Approvals slide as Housing Accord falls further behind target

National build rate stuck near 204,000 homes a year, well short of the 240,000 needed to hit Accord goals

Approvals slide as Housing Accord falls further behind target

News

By Mina Martin

Australia's housing approvals pipeline sent mixed signals in May, and for brokers advising both first-home buyers and property investors, the shortfall against official targets matters as much as the monthly headline.

Westpac Economics described the results as "detached dwellings remain resilient," even as the broader approvals pace continues to normalise from the elevated levels reached in February.

Detached house approvals were the standout, according to the latest Australian Bureau of Statistics (ABS) figures, climbing 2.8% to 10,537 — the fourth straight month above 10,000 and the strongest result in almost five years, since September 2021.

On an annual basis, detached approvals are now running 13.2%yr higher, the strongest annual pace since September 2024. Westpac economist Luka Belobrajdic noted in the bulletin that this suggests detached housing approvals have "remained relatively resilient despite higher interest rates."

ABS head of construction statistics Daniel Rossi said "private sector house approvals rose 2.8%, to the highest level since September 2021," adding this was the fourth consecutive month with over 10,000 private sector houses approved.

Total dwelling numbers told a weaker story, falling 1.1% to 17,019 — the third consecutive monthly decline — as approvals for units, townhouses, and other medium-density stock dropped a steep 10.4% to 6,034.

Westpac's analysis attributed the unit slump largely to high-rise projects, which it estimated fell 35%mth, while low-and-mid-rise approvals declined a more modest 6.9%mth.
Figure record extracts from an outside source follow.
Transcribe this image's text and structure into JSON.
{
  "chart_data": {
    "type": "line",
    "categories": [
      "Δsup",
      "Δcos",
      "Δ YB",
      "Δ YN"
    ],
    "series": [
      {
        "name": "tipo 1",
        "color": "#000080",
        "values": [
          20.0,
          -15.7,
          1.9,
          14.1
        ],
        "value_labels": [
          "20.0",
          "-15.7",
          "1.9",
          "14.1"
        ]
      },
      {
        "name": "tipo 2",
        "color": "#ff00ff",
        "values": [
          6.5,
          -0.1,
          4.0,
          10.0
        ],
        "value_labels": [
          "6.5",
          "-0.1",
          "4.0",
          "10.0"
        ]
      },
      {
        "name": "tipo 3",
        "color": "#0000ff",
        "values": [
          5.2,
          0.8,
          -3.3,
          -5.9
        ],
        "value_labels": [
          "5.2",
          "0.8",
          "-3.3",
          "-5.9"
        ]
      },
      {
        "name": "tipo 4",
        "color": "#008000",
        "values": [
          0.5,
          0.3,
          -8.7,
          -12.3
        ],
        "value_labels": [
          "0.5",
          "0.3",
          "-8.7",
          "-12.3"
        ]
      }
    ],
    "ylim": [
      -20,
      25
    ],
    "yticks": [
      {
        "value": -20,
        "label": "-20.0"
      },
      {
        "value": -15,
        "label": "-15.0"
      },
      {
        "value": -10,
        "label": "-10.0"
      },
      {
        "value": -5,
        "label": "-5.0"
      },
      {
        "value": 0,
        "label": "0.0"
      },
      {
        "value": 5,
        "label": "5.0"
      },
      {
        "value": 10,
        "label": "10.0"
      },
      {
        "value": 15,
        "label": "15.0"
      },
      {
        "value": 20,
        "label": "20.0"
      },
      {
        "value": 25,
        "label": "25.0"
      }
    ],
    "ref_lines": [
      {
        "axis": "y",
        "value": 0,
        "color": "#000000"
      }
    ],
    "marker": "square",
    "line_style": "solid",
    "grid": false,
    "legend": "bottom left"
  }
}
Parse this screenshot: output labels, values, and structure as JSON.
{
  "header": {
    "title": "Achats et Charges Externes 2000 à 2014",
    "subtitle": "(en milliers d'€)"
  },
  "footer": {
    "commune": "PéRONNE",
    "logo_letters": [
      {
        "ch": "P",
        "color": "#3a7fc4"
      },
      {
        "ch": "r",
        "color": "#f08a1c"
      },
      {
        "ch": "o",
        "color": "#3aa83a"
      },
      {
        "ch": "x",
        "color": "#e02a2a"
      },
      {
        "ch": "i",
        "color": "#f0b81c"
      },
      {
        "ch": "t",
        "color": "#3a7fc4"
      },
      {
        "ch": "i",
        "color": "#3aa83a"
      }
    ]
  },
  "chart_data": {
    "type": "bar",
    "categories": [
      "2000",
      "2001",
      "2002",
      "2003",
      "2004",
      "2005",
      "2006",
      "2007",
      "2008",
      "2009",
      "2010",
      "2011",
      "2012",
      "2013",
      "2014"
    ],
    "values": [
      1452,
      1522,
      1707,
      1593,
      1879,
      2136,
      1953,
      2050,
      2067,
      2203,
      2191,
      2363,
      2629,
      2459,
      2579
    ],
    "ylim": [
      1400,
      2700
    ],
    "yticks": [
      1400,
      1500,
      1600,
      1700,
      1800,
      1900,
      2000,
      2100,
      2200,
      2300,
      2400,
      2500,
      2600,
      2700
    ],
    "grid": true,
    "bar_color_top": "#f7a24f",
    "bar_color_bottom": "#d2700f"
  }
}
The annual pace for units has now moved into outright contraction, down 8.6%yr and sitting below the average level recorded across 2025 — a reversal from the surge recorded in February.

Regionally, the picture was uneven: South Australia and NSW recorded growth in private dwelling approvals, while Western Australia and Victoria posted modest declines, and Queensland recorded the weakest outcome of any state, with approvals falling 14.2% month-on-month as both houses and units retreated.

In value terms, residential building approvals fell 5.7% for the month, but a sharp 41% rise in non-residential approvals — led by data centre-related projects — pushed the total value of building approvals up 14% overall.

Zooming out to the national picture, Australia is on track to build roughly 204,000 homes in the year to 31 May, well below the government's National Housing Accord target of 240,000 homes a year — part of a broader goal of 1.2 million new homes nationally by June 2029.

AMP chief economist Shane Oliver said the shortfall is likely to persist, warning "once allowance is made for demolitions and failures to start and complete home projects, home building is still likely to run well below the government's Housing Accord target to build 240,000 a year," news.com.au reported.

Oliver added that "the rate hikes this year are also likely to drive some softening in approvals going forward and there are already some signs that unit approvals may have peaked."

Westpac's own outlook echoed this caution, flagging that further softening in approvals appears likely amid a higher-rate environment and elevated construction costs, with tax changes adding further uncertainty. 

Accord target still out of reach

NSW illustrates the strain most starkly. Despite a 2.2% monthly uplift in its own figures, Property Council NSW executive director Katie Stevenson said the state remains well short of trajectory.

"NSW is tracking well below what's needed to meet its 377,000 new homes target by July 2029, and the gap is widening," Stevenson said.

This aligns with Westpac's own state-level data, which recorded NSW as one of only two states — alongside South Australia — to post growth in private dwelling approvals in May.

That state target sits a month behind the Accord's national deadline — and on Stevenson's own account, NSW is moving further from it rather than closer.

Master Builders Australia CEO Denita Wawn struck a similar note nationally, arguing that "incremental change will not deliver the National Housing Accord's target of 1.2 million new homes. We need bold, coordinated reform to unlock supply at scale."